Por se tratar de uma crônica com uma pontaria certeira na alma de cada um de nós, deixo de lado a imagem que corresponderia ao tema. Desta forma, não me comprometo com sustos predestinados. Abraços aos que lerem, porque ainda estarão por aqui. Boa leitura!
A grande viagem
Li em outro dia um texto de autoria
desconhecida, intitulado “A certa”. Trata de tema bruxuleante, funesto, um
lance certeiro na mosca, aliás, a mosca é cada um de nós.

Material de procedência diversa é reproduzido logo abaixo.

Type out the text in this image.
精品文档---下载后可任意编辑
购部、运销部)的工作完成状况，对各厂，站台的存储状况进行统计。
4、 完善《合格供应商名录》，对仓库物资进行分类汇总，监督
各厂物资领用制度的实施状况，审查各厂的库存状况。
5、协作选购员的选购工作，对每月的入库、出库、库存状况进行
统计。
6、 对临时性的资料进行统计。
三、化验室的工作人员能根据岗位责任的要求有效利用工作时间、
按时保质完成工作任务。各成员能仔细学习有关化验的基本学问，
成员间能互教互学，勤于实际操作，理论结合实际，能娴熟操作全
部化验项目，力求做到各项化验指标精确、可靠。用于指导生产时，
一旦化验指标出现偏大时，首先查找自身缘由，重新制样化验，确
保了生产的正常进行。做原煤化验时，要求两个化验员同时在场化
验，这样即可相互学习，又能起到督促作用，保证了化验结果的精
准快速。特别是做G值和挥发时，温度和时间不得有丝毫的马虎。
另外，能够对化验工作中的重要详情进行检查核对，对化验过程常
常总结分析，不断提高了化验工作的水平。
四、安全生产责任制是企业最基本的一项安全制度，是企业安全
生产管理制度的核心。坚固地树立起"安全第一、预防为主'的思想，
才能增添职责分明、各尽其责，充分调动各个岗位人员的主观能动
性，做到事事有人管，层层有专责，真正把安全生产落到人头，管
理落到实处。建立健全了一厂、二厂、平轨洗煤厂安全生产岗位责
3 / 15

Porque o autor evoca nada mais nada menos do que aquela, a da
face cruel, a que não está pra brincadeiras, a que sempre acerta a pontaria, a
que nos leva para a grande viagem, para o descanso eterno, e a gente nem pediu.
Ela mesma, a própria.
O sujeito
escreveu o texto fazendo-se de
sonso, parece não estar nem aí. Mas eu poderia afirmar que está, porque ela,
afinal, é a única certeza nesta vida cheia de incertezas. Vai ver, estamos tão
acostumados com o incerto da vida que a
coisa certa nos perturba. A cada final de ano, brindamos, enviamos votos de
paz, amor, saúde e felicidade. Desejamos um novo ano radioso e próspero para todos,
indiscriminadamente. Ingenuidade. Quem não sabe que isto não vai acontecer
assim cem por cento? Ficaremos felizes se a dita cuja não fizer ameaças logo
ali na entrada do ano e, pelo menos, deixar-nos garantir o gozo das férias planejadas na dureza. Ou se
nós mesmos, e ainda pais, irmãos, filhos, netos (já é o bastante), nos fingindo
de mortos, conseguirmos manter distância da mira dela.
Eu, por exemplo,
procuro ser modesta quanto aos pedidos de virada de ano. Você sabe, aqueles
velhos conhecidos – paz, amor, saúde, dinheiro. Se forem muitos, vá que na substituição de uns pedidos por
outros, a morte não hesite e faça das suas e se apresente poderosa, sedutora,
íntima, insistente? Sabe lá. Antes a satisfação de pouco do que de nenhum.
Tem gente aí fazendo
os maiores sacrifícios para não encarar a partida. E ficam driblando aqui e
ali, passando a bola para outros que talvez nem estivessem na fila. Suponho.
Incertezas. É com
isto que estamos habituados. E com
torcidas. Torcemos para que nosso time vença o campeonato, que nosso filho
passe no vestibular, que seja nossa a única vaga no concurso, que o companheiro
nos seja fiel, que este relacionamento, afinal, se instale de vez, que tenhamos
sucesso na carreira, e por aí vai. Somos bons nisso. Também costumamos ficar na
torcida em momentos bem prosaicos. Tomara que o meu post no Instagram tenha uma
infinidade de visualizações, e queira Deus que a carga do celular dure até o
fim da viagem, e que este vestidinho ainda sirva agora que parei a dieta, e que
eu acerte as seis dezenas da mega, e que nesta viagem à Escandinávia eu encontre, de verdade, minha alma-gêmea. Ufa!
Banalidades que nos
fazem sentir a delícia da vida fluindo. Na incerteza, sim. Onde não
vislumbramos paradas, limites, interrupções, interferências. Onde focamos o
olhar num futuro sempre belo, luminoso, fugaz, mas grandioso. Na incerteza nada
é para sempre. A gente não se importa com
a perenidade, nos sabemos perecíveis. Um dia o amor acaba, a grana
encurta, a saúde fica abalada, e no outro dia, um outro amor nos surpreende, um
empréstimo nos tira do sufoco, a ciência nos oferece uma mãozinha.
Até o dia em que
aquela que nos ronda cansa deste esconde-esconde e nos convoca para o enfrentamento.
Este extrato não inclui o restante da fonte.